According to the New York Public Library's web site, the dolls were relocated to "grand new quarters in the History and Social Science Library" at the Main Branch, where they were shown in the Children's Room.

== Reception and architectural commentary ==
When the original building opened, The New York Times called it "a real showpiece of a great library system". Lewis Mumford wrote that the building was a palazzo-style building "cleansed of ornament", which he felt gave the building a cheerless, nondescript character. In 1996, Robert A. M. Stern cited the Donnell Library as one of 35 modern-style buildings that he thought should be designated as city landmarks. Christopher Gray wrote in 2009 that the building "has otherwise escaped commentary, an architectural black hole opposite the lively modernism of MoMA's marble facade". After the new library was built, Justin Davidson wrote that the Donnell building had been a "shabby wonderland" with what he called a near-endless collection, while Suzanne Stephens of Architectural Record said the shabby interiors "will not be missed".

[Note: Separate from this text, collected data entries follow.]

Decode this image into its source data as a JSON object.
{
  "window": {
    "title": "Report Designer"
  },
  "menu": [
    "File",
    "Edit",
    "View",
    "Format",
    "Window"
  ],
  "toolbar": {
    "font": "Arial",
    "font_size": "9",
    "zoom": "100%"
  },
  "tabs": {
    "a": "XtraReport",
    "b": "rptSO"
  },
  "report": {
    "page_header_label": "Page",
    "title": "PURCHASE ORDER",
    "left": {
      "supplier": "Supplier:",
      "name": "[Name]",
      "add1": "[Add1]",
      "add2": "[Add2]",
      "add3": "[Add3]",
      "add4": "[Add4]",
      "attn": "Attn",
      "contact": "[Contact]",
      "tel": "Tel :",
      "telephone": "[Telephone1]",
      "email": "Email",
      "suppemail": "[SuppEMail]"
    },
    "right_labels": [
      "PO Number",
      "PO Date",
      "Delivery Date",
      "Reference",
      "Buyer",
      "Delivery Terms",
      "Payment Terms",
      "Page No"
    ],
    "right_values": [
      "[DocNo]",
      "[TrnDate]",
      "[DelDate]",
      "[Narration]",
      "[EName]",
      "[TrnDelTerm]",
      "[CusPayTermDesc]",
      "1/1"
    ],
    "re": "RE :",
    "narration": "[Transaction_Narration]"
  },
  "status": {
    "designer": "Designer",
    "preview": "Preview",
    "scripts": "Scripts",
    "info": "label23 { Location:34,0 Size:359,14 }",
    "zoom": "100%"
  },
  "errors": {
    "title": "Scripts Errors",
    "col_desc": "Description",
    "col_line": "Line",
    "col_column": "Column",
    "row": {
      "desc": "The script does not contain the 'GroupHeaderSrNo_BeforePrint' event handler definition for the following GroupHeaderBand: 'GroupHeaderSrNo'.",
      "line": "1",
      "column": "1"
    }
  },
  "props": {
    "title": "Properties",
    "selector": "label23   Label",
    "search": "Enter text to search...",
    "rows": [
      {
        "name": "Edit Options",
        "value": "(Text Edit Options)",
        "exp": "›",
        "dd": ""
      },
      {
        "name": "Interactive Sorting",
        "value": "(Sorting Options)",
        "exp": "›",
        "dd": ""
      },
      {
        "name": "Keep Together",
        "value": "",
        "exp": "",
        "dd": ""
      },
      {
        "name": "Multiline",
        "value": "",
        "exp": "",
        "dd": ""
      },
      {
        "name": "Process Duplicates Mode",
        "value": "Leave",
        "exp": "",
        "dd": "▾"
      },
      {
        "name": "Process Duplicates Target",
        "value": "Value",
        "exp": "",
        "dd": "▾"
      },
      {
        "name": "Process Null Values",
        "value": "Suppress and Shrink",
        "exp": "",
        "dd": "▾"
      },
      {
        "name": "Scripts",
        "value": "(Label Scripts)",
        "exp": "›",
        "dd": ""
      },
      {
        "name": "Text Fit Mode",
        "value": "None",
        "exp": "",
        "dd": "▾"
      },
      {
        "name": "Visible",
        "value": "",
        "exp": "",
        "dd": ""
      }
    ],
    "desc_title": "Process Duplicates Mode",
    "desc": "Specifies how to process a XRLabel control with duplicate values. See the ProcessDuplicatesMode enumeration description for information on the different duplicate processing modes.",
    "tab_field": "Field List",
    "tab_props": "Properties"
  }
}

Critics spoke highly of the new design but disapproved of the smaller size. David W. Dunlap wrote for The New York Times: "Every time you think there must be no library left, a new space opens up." Davidson said the new branch was more akin to a "community center, a public hangout, a computer café", saying it was nice to everyone except people who wanted to read. Among Davidson's specific complaints were that the seating area "suffers from atrium-itis", that the stacks were relatively small and unsatisfying, and that the general design gave the impression that the library's inclusion was an afterthought in the tower's construction. Stephens, who had little attachment to the older building, agreed that the new building was more akin to a community center but called it "sleekly crisp and smartly detailed".